Ok guys, so this is my pattern for finding URLs:
#(https?://)?([a-z][a-z0-9-]*\.)+([a-z]{2,6})(/[^\s]*)?#is
It's working perfectly with the tests I've written. However I'm wondering if you can see problems where this will find false positives, or will fail to find valid URLs? I'm less concerned about the second but looking to see your responses on the matter.
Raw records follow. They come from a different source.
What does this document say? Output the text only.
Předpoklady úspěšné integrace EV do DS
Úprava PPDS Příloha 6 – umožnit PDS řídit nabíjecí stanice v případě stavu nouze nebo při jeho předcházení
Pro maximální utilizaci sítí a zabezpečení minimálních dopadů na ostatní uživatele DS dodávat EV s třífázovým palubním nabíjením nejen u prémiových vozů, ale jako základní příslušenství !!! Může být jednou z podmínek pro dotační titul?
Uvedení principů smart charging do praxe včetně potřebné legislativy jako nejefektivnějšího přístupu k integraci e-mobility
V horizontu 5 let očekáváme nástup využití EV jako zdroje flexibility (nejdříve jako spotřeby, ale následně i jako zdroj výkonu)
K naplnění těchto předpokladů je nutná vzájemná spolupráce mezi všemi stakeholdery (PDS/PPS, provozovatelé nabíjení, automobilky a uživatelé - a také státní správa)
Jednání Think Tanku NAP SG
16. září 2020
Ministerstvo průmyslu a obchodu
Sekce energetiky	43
Below is the code I used to test this pattern and help develop it.
<?php
$tests = array(
'google.com' => 'Garbage found on Google.com there is a lot more!',
'www.google.com'=>'some www.google.com text',
'http://www.google.com'=>'some http://www.google.com text',
'http://www.google.com/?q=some+search'=>'random http://www.google.com/?q=some+search text',
'http://www.experts-exchange.com/Database/MySQL/Q_27471906.html?cid=1572#a37215895'=>'this test contains a very long url http://www.experts-exchange.com/Database/MySQL/Q_27471906.html?cid=1572#a37215895 and a bunch of text',
'mail.cs.michigan.edu'=>'multiple subdomain mail.cs.michigan.edu will it work?',
'http://mail.cs.michigan.edu'=>'protocol with http://mail.cs.michigan.edu multiple subdomain',
'www.mech.eng.school.edu'=>'some text www.mech.eng.school.edu is here',
'http://www.mech.eng.school.edu'=>'some text http://www.mech.eng.school.edu',
'http://phpbuilder.com/board/newthread.php?do=newthread&f=24'=>'some text http://phpbuilder.com/board/newthread.php?do=newthread&f=24 this won\'t work',
);
$tests['all'] = implode(' ',$tests);
$LINKPattern = '#' // OPENING DELIMITER
.'(' // BEGIN PROTOCOL PATTERN
.'http' // PROTOCOL BEGINS WITH HTTP
.'s?' // PROTOCOL HAS AN OPTIONAL S
.'://' // PROTOCOL ENDS WITH ://
.')?' // PROTOCOL IS OPTIONAL
.'(' // BEGIN SUBDOMAIN PATTERN
.'[a-z]' // SUBDOMAINS MUST BEGIN WITH A LETTER
.'[a-z0-9-]*' // SUBDOMAINS MAY THEN CONTAIN 0 OR MORE LETTERS, NUMBERS OR DASH
.'\.' // SUBDOMAINS MUST BE FOLLOWED BY A LITERAL DOT
.')+' // ANY NUMBER OF SUBDOMAINS
.'(' // BEGIN TLD PATTERN
.'[a-z]{2,6}' // TLD MUST BE BETWEEN 2 AND 6 LETTERS
.')' // END TLD PATTERN
.'(' // BEGIN DIRECTORY/FILE/QUERY STRING PATTERN
.'/' // DIRECTORY/FILE/QUERY STRING STARTS WITH A SLASH
.'[^\s]*' // DIRECTORY/FILE/QUERY STRING MAY CONTAIN ANYTHING BUT SPACE CHARACTERS
.')?' // DIRECTORY/FILE/QUERY STRING IS OPTIONAL
.'#is'; // CLOSING DELIMITER
echo '<pre>';
echo 'Pattern: '.$LINKPattern.PHP_EOL.PHP_EOL;
foreach( $tests as $ans => $orig ) {
echo 'Original: '.$orig.PHP_EOL;
echo 'Expected: '.$ans.PHP_EOL;
if( preg_match_all($LINKPattern,$orig,$matches) ) {
echo 'Match(es): '.PHP_EOL;
foreach( $matches[0] as $k => $v ) {
echo "\tTLD: ".$matches[3][$k]."\tURL: ".$v.PHP_EOL;
}
echo PHP_EOL;
} else {
echo 'Matches: None'.PHP_EOL.PHP_EOL;
}
}
echo '</pre>';